玉波ちゃんの髪、とっても綺麗ね。まるで天女の羽衣のよう。そのままお空を飛んで、帰ってこなくなりそうで不安になってしまう。

それは…きっと、有り得ないわ。私はずっと千寿ちゃんの傍に居るもの。例え何が起きたってあなたの傍を離れる事はないわ。

ねえ、それは、どうして?
どうしてあなたは、そんなにわたしの事を想っているの?


「そんなこと、」
そんなこと、決まっている。
あなたが私を必要としてくれたのなら、それだけで私は生きていけるのだから。

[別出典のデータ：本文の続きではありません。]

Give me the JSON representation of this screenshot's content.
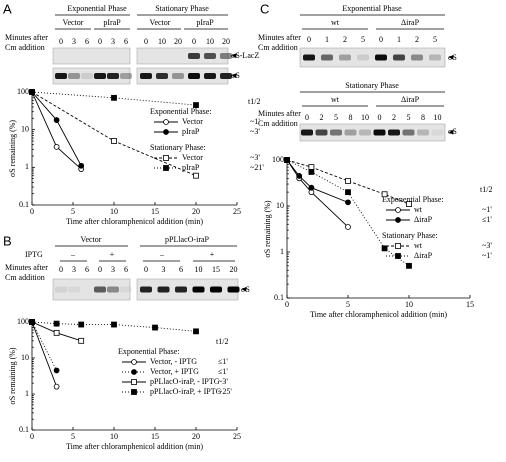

それがどんな理由であれ、あなたが私だけを見てくれているのなら、それだけが私の存在証明になるのだから。あなたが例え魂だけになったとしても、絶対に離さない、絶対に離れない。あなたを想う事が私の存在意義になる。私だけを見ていて欲しい。私だけのあなたでいて欲しい。あなた以上の存在なんて、この世に存在しなくていい。
椿がひとつ、音を立てて地面へと墜ちた。



──────────不思議な夢を見た。私と彼女は古い着物を着ていて、側にあった大きな木と、あの花は、一体何だったか。
思い出せないならそのままでいい。思い出さない方がいいのかも知れない。今の私には、きっと必要の無いものなのだから。彼女を護れるだけの強さを選び、私は今日も生きていくのだから。